Cet homme est dangereux.
Il m'a toujours voulu rien que pour lui seul, raison pour laquelle il s’est fait l’ennemi numéro un de Derrick. Il avait tout essayé dans le temps pour nous séparer. Des menaces de mort, des accidents ratés, des agressions et j’en passe. C’est ce qui avait poussé Derrick à m’imposer des cours de Judo et de Taekwondo pour que je puisse me défendre. Lui les suivait déjà depuis son enfance. Mais maintenant que cet homme sait que je suis de retour, je crains qu'il recommence ses manigances.
‒ Mon Dieu, protège mes enfants, murmuré-je. Protège Derrick.
***DANS L’OMBRE
‒ Elle est de retour, plus vite que prévu, et ce n’est pas bon pour nous.
‒ Il n’y a rien de grave. Elle est juste là pour ses enfants.
‒ Mais diantre c’est grave, dis-je en tapant du poing. Qui dit ses enfants dit Derrick et qui dit Derrick dit amour. Les deux dans la même maison ? Nous savons déjà ce qui va se passer. Nous ne pouvons permettre une telle chose.

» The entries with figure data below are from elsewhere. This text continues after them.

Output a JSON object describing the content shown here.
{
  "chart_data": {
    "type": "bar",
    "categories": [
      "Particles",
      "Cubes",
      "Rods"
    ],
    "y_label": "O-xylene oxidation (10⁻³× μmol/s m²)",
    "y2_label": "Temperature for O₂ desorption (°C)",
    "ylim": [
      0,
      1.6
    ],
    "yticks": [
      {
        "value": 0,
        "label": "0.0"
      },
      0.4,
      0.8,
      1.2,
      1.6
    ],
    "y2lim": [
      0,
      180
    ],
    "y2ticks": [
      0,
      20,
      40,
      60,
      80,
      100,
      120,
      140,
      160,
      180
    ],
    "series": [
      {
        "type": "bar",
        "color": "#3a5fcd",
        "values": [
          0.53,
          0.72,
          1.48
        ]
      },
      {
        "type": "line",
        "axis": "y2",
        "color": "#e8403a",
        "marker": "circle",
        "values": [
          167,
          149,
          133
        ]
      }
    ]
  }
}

‒ Je pense que pour l’heure nous devons juste observer. S’il commence à y avoir un rapprochement entre les deux nous interviendrons.
Je réfléchis un instant.
‒ Tu as raison. Nous avons bien pu les séparer une première fois. Ce sera un jeu d’enfant. Nous allons donc les suivre de près. Mais n’oublie pas que tout ce que nous faisons c’est pour toi et moi. Tu veux Derrick et je veux Murima. Je ne l’aurais peut-être jamais mais je ne permettrai à personne d’autre de l’avoir, surtout Derrick.
Je tire sur mon cigare.
‒ J’ai une idée. Nous ne sommes pas les seuls à vouloir séparer ces deux-là. Je crois bien que d’autres personnes rejoindront notre bateau.
‒ A qui penses-tu ?
Je souris.
‒ Tu verras bien. Maintenant viens sucer ton bonbon. Ça me permet de mieux réfléchir.
Elle ouvre ma braguette et s’exécute. Murima, ma belle Murima. La seule femme que j’ai jamais aimé. Tu n’aurais pas dû revenir. Si tu n’es pas à moi, tu ne seras pas non plus à Derrick. C’est moi ou personne. Cet imbécile ne te mérite pas. Tu vas devoir retourner en prison ou mourir cette fois parce que je refuse que tu te remettes avec cet enfoiré de Derrick WILLAR.